Mi consolo pensando che lo stesso fatto che questa notizia finisca sui giornali implica che si tratta di una eccezione: non capita spesso, per cui “fa notizia”, appunto. Mentre la stragrande maggioranza di genitori affettuosi non fa notizia.

Ma il ragazzino sotto choc in ospedale non si sentirà consolato dal sapere di costuire una percentuale molto bassa: ognuno di noi vive, e in diretta, la propria esperienza personale, il proprio caso. Immagino il suo spaesamento: se non mi posso più fidare dei miei genitori, come posso vivere?

Ci immaginiamo, di solito, che i genitori vogliano bene ai loro figli, e che siano in grado di esprimere il loro affetto, e che lo sentano anche in presenza di comportamenti, dei figli, che non piacciono. Crediamo che sia “naturale”. Ma quando la frustrazione è grande – ad esempio ti aspetti fortemente, per il suo bene futuro, che tuo figlio studi e invece ti delude – chi non è in grado di gestirla può “esplodere”.

Il ragazzino, leggo, starà una settimana in osservazione in ospedale, per curare non solo le ferite riportate, ma lo stato di choc: il trauma dell’avere paura dei propri genitori non credo che in una settimana si superi. Dai tuoi genitori ti aspetti che stiano dalla tua parte, e non solo se “funzioni” come vogliono loro. La violenza è un reato, che in società diverse viene sanzionato in modo diverso: in Svezia questi genitori finirebbero probabilmente in carcere e perderebbero la patria podestà, in Germania la perderebbero, forse senza finire in carcere.

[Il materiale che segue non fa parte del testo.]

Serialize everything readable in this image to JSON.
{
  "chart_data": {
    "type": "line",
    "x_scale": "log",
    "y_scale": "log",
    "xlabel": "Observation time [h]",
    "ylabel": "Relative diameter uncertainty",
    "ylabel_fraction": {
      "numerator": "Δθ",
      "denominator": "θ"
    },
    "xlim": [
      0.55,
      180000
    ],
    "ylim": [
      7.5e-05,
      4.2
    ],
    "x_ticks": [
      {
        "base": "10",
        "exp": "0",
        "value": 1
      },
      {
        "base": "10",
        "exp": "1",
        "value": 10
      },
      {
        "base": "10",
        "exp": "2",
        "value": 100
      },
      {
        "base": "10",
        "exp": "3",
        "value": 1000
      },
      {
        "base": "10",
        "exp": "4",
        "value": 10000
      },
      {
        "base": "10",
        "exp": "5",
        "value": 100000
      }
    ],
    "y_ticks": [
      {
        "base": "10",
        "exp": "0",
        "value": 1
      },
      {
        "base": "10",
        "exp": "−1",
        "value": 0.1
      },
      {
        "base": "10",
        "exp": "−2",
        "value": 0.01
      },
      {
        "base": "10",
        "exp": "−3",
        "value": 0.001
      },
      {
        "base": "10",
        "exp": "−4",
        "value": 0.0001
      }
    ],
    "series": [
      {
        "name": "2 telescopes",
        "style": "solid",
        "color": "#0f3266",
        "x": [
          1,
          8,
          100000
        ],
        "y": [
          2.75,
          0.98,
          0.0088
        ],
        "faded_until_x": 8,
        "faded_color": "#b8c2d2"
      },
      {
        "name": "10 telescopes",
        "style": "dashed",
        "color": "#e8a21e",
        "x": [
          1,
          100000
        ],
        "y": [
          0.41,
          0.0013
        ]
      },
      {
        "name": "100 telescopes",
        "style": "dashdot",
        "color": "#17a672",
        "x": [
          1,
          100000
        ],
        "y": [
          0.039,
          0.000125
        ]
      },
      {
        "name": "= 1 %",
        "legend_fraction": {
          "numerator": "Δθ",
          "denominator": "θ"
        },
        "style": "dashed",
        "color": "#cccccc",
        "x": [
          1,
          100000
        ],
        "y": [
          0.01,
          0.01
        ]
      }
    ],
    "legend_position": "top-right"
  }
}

Ma non osservo l’episodio nel ruolo di un giudice.

Il fatto che non tutti i genitori esplodano in questa maniera, come fossero mine vaganti, prova che non sono le cose che accadono ad innescare la nostra reazione, ma il nostro modo di gestirla: il nostro modo di pensare a quanto accade influenza le nostre emozioni, che influenzano il nostro agire. Sia l’insegnamento buddista che quello stoico lo evidenziano: rendersene conto è il punto di partenza per „lavorare“ con la propria mente, osservando come funziona e trattando con lei per essere sempre di più la persona che ci fa piacere essere: pacifica e saggia, in grado di risolvere un conflitto senza violenza.

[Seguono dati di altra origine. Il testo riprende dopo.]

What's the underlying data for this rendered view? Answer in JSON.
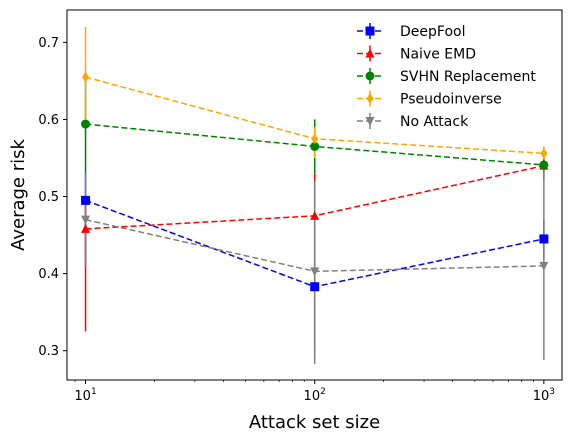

Per cercare di evitare comode etichette ed “errori fondamentali di attribuzione”, cosa che farei dicendo, ad esempio che i genitori sono “violenti e incapaci”, mi chiedo: come possono essersi sentiti, questi genitori, per comportarsi in questa maniera? Per farlo ricorro allo “sguardo etnografico“, e distinguo i tre passi, che immagino di osservare nella loro mente, cercando di immedesimarmi con loro (e sospendo per un attimo le mie preferenze: non mi piace che si siano comportati così, ma per ora lo metto fra parentesi. Me lo posso permettere se confido che il lavoro dei giudici lo facciano i giudici).

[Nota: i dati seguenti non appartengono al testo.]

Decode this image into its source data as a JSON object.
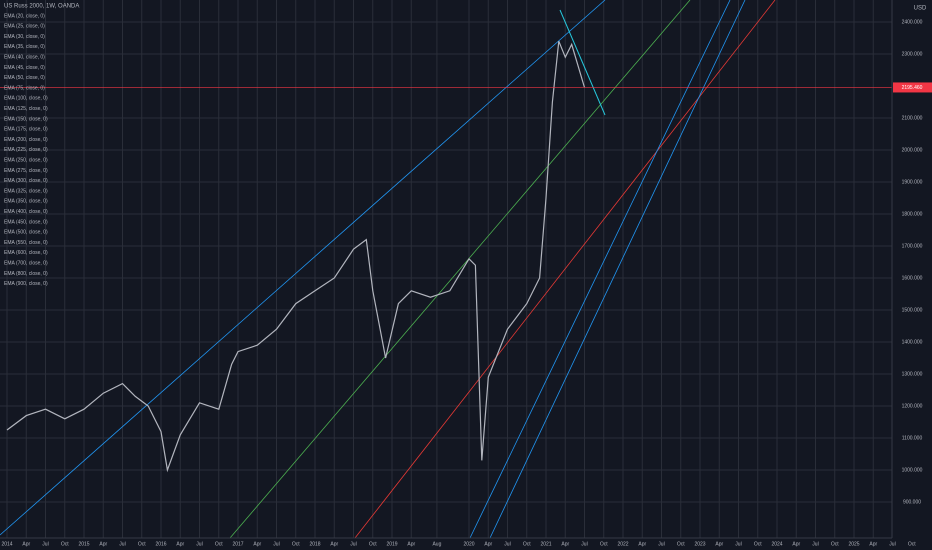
{
  "chart_data": {
    "type": "line",
    "title": "US Russ 2000, 1W, OANDA",
    "currency": "USD",
    "indicators": [
      "EMA (20, close, 0)",
      "EMA (25, close, 0)",
      "EMA (30, close, 0)",
      "EMA (35, close, 0)",
      "EMA (40, close, 0)",
      "EMA (45, close, 0)",
      "EMA (50, close, 0)",
      "EMA (75, close, 0)",
      "EMA (100, close, 0)",
      "EMA (125, close, 0)",
      "EMA (150, close, 0)",
      "EMA (175, close, 0)",
      "EMA (200, close, 0)",
      "EMA (225, close, 0)",
      "EMA (250, close, 0)",
      "EMA (275, close, 0)",
      "EMA (300, close, 0)",
      "EMA (325, close, 0)",
      "EMA (350, close, 0)",
      "EMA (400, close, 0)",
      "EMA (450, close, 0)",
      "EMA (500, close, 0)",
      "EMA (550, close, 0)",
      "EMA (600, close, 0)",
      "EMA (700, close, 0)",
      "EMA (800, close, 0)",
      "EMA (900, close, 0)"
    ],
    "x": [
      "2014-01",
      "2014-04",
      "2014-07",
      "2014-10",
      "2015-01",
      "2015-04",
      "2015-07",
      "2015-09",
      "2015-11",
      "2016-01",
      "2016-02",
      "2016-04",
      "2016-07",
      "2016-10",
      "2016-12",
      "2017-01",
      "2017-04",
      "2017-07",
      "2017-10",
      "2018-01",
      "2018-04",
      "2018-07",
      "2018-09",
      "2018-10",
      "2018-12",
      "2019-02",
      "2019-04",
      "2019-07",
      "2019-10",
      "2020-01",
      "2020-02",
      "2020-03",
      "2020-04",
      "2020-07",
      "2020-10",
      "2020-12",
      "2021-01",
      "2021-02",
      "2021-03",
      "2021-04",
      "2021-05",
      "2021-07"
    ],
    "values": [
      1125,
      1170,
      1190,
      1160,
      1190,
      1240,
      1270,
      1230,
      1200,
      1120,
      1000,
      1110,
      1210,
      1190,
      1330,
      1370,
      1390,
      1440,
      1520,
      1560,
      1600,
      1690,
      1720,
      1560,
      1350,
      1520,
      1560,
      1540,
      1560,
      1660,
      1640,
      1030,
      1290,
      1440,
      1520,
      1600,
      1850,
      2150,
      2340,
      2290,
      2330,
      2195.46
    ],
    "color": "#b2b5be",
    "last_price": 2195.46,
    "last_price_label": "2195.460",
    "last_price_color": "#f23645",
    "ylim": [
      787.5,
      2468.75
    ],
    "yticks": [
      {
        "value": 900,
        "label": "900.000"
      },
      {
        "value": 1000,
        "label": "1000.000"
      },
      {
        "value": 1100,
        "label": "1100.000"
      },
      {
        "value": 1200,
        "label": "1200.000"
      },
      {
        "value": 1300,
        "label": "1300.000"
      },
      {
        "value": 1400,
        "label": "1400.000"
      },
      {
        "value": 1500,
        "label": "1500.000"
      },
      {
        "value": 1600,
        "label": "1600.000"
      },
      {
        "value": 1700,
        "label": "1700.000"
      },
      {
        "value": 1800,
        "label": "1800.000"
      },
      {
        "value": 1900,
        "label": "1900.000"
      },
      {
        "value": 2000,
        "label": "2000.000"
      },
      {
        "value": 2100,
        "label": "2100.000"
      },
      {
        "value": 2300,
        "label": "2300.000"
      },
      {
        "value": 2400,
        "label": "2400.000"
      }
    ],
    "xticks": [
      {
        "value": "2014-01",
        "label": "2014"
      },
      {
        "value": "2014-04",
        "label": "Apr"
      },
      {
        "value": "2014-07",
        "label": "Jul"
      },
      {
        "value": "2014-10",
        "label": "Oct"
      },
      {
        "value": "2015-01",
        "label": "2015"
      },
      {
        "value": "2015-04",
        "label": "Apr"
      },
      {
        "value": "2015-07",
        "label": "Jul"
      },
      {
        "value": "2015-10",
        "label": "Oct"
      },
      {
        "value": "2016-01",
        "label": "2016"
      },
      {
        "value": "2016-04",
        "label": "Apr"
      },
      {
        "value": "2016-07",
        "label": "Jul"
      },
      {
        "value": "2016-10",
        "label": "Oct"
      },
      {
        "value": "2017-01",
        "label": "2017"
      },
      {
        "value": "2017-04",
        "label": "Apr"
      },
      {
        "value": "2017-07",
        "label": "Jul"
      },
      {
        "value": "2017-10",
        "label": "Oct"
      },
      {
        "value": "2018-01",
        "label": "2018"
      },
      {
        "value": "2018-04",
        "label": "Apr"
      },
      {
        "value": "2018-07",
        "label": "Jul"
      },
      {
        "value": "2018-10",
        "label": "Oct"
      },
      {
        "value": "2019-01",
        "label": "2019"
      },
      {
        "value": "2019-04",
        "label": "Apr"
      },
      {
        "value": "2019-08",
        "label": "Aug"
      },
      {
        "value": "2020-01",
        "label": "2020"
      },
      {
        "value": "2020-04",
        "label": "Apr"
      },
      {
        "value": "2020-07",
        "label": "Jul"
      },
      {
        "value": "2020-10",
        "label": "Oct"
      },
      {
        "value": "2021-01",
        "label": "2021"
      },
      {
        "value": "2021-04",
        "label": "Apr"
      },
      {
        "value": "2021-07",
        "label": "Jul"
      },
      {
        "value": "2021-10",
        "label": "Oct"
      },
      {
        "value": "2022-01",
        "label": "2022"
      },
      {
        "value": "2022-04",
        "label": "Apr"
      },
      {
        "value": "2022-07",
        "label": "Jul"
      },
      {
        "value": "2022-10",
        "label": "Oct"
      },
      {
        "value": "2023-01",
        "label": "2023"
      },
      {
        "value": "2023-04",
        "label": "Apr"
      },
      {
        "value": "2023-07",
        "label": "Jul"
      },
      {
        "value": "2023-10",
        "label": "Oct"
      },
      {
        "value": "2024-01",
        "label": "2024"
      },
      {
        "value": "2024-04",
        "label": "Apr"
      },
      {
        "value": "2024-07",
        "label": "Jul"
      },
      {
        "value": "2024-10",
        "label": "Oct"
      },
      {
        "value": "2025-01",
        "label": "2025"
      },
      {
        "value": "2025-04",
        "label": "Apr"
      },
      {
        "value": "2025-07",
        "label": "Jul"
      },
      {
        "value": "2025-10",
        "label": "Oct"
      }
    ],
    "grid": true
  }
}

I tre passi sono: percepisco, vedo/sento dire qualcosa (in questo caso: mio figlio mi dice “sono stato bocciato”). Assegno un significato a questa cosa, sulla base del mio “filtro della mente”, dove conservo i miei bisogni, aspettative, valori, numerosi “devo e devi” (in questo caso, forse: “è inaccettabile! Non può essere!”), mi sento di conseguenza: sento avversione, se assegno un significato del tipo “le cose non stano andando come mi auguro”, oppure emozioni positive, se la realtà mi fa il favore di essere come preferisco (in questo caso: sento una enorme rabbia che esplode in una reazione violenta).

Il caso finito sui giornali non è certo quotidiano:  tuttavia, e per fortuna entro ben altri limiti, è tragico che proprio con le persone a cui vogliamo bene ci relazioniamo a volte in modo aggressivo. E quando la rabbia “si è sfogata”, ci dispiace.

Che dietro alla rabbia si nasconda l’impotenza? Il nostro non sapere che pesci pigliare di fronte a cose che non accettiamo? Se imparassimo a dire: “sai una cosa, di fronte a questa cosa non so proprio come reagire: non me lo aspettavo e sono molto triste, non lo accetto!”. Se imparassimo a comunicare senza imbarazzo quanto male ci sentiamo, forse non avremmo bisogno di nascondere la nostra frustrazione dietro alla rabbia.